On March 30, 2012, Progressive Casualty Insurance Company filed an action naming as defendants the FDIC as Receiver of Omni National Bank, as well as the former officers and directors of Omni whom the FDIC had previously sued.  The Complaint asserts a claim for declaratory judgment that Progressive is not obligated to cover any of the claims asserted by the FDIC against the former directors and officers in the Omni litigation.  This action is significant in that it raises a number of coverage issues which former directors and officers of failed banks may see raised by their own D&O insurance carriers, and the presence or absence of D&O coverage is a critical factor considered by the FDIC in determining whether to bring an action seeking any kind of recovery.
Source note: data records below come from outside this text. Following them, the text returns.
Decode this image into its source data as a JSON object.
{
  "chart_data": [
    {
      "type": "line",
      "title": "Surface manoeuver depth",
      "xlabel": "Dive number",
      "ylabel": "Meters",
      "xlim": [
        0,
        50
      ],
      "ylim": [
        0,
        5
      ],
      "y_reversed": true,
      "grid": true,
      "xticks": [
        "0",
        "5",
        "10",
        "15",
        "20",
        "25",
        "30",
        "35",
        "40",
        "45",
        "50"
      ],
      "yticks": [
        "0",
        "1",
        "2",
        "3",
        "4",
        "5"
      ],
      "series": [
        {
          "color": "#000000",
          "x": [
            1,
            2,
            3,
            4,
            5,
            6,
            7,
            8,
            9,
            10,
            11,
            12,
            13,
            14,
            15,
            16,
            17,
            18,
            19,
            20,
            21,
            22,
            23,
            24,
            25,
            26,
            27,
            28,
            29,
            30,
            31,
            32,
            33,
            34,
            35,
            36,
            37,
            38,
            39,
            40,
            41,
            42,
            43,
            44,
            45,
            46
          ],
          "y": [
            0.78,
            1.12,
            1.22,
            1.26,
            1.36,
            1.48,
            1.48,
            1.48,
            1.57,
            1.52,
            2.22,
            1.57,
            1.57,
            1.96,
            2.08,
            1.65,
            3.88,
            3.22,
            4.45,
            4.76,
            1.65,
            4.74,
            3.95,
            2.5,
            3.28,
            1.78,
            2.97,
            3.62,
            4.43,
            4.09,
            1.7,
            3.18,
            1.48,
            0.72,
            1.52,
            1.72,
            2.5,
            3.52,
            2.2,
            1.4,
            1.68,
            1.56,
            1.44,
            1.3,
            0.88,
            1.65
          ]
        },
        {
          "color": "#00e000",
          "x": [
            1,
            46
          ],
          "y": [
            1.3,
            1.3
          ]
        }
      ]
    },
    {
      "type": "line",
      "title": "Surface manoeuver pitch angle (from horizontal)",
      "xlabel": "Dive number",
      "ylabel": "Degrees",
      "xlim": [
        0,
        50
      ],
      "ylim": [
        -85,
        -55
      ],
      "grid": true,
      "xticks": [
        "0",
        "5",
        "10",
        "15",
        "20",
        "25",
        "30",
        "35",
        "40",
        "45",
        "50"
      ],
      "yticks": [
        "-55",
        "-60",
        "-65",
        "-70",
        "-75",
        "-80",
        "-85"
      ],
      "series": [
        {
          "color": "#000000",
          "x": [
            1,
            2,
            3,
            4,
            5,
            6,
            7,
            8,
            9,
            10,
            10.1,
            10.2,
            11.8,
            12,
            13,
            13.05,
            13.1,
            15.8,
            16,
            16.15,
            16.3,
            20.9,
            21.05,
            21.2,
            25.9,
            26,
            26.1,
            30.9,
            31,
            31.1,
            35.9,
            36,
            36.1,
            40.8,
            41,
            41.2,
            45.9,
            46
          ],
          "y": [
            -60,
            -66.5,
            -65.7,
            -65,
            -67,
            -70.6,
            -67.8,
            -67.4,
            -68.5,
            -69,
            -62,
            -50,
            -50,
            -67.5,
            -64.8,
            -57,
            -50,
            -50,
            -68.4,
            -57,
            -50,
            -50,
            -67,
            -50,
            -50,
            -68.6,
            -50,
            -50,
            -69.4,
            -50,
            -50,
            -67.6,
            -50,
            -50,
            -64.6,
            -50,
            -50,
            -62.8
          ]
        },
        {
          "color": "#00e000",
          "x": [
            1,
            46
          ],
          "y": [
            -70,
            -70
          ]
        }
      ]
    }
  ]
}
Progressive had underwritten a director and officer liability policy for the directors and officers of Omni with a total policy limit of $10 million.  The policy did not contain any exclusion which would directly exclude coverage for any action brought by a governmental or regulatory agency such as the FDIC (a so called “regulatory exclusion”).  Nonetheless, apparently after having received notice of the claim by the FDIC, Progressive denied coverage on a number of separate bases, which now form the basis of the declaratory judgment lawsuit.

First, Progressive alleged that coverage for the former directors and officers of Omni was barred by the insured v. insured exclusion contained in the policy.  An insured v. insured exclusion is a common feature of a directors and officers liability policy, and essentially provides that any claim brought by, on behalf of, or at the behest of any insured company or insured person under the policy against insured persons under that same policy are not covered.  Progressive alleges that, because the FDIC steps into the shoes and succeeds to all the rights and privileges of the Bank, and brought the action against the directors and officers in its capacity as Receiver for the Bank, the insured v. insured exclusion is triggered and therefore no coverage is available.  Whether a standard insured v. insured exclusion in fact bars coverage for an action by the FDIC against former officers and directors is an important question, and is certainly debatable.

Next, Progressive alleges that, because unpaid unrecoverable loan losses are carved out from the definition of “loss” under the policy, there is no coverage for the losses alleged in the FDIC’s complaint against the former Omni directors and officers.  Progressive alleges that the FDIC’s complaint is specifically based on $24.5 million in losses that the bank suffered on over 200 loans.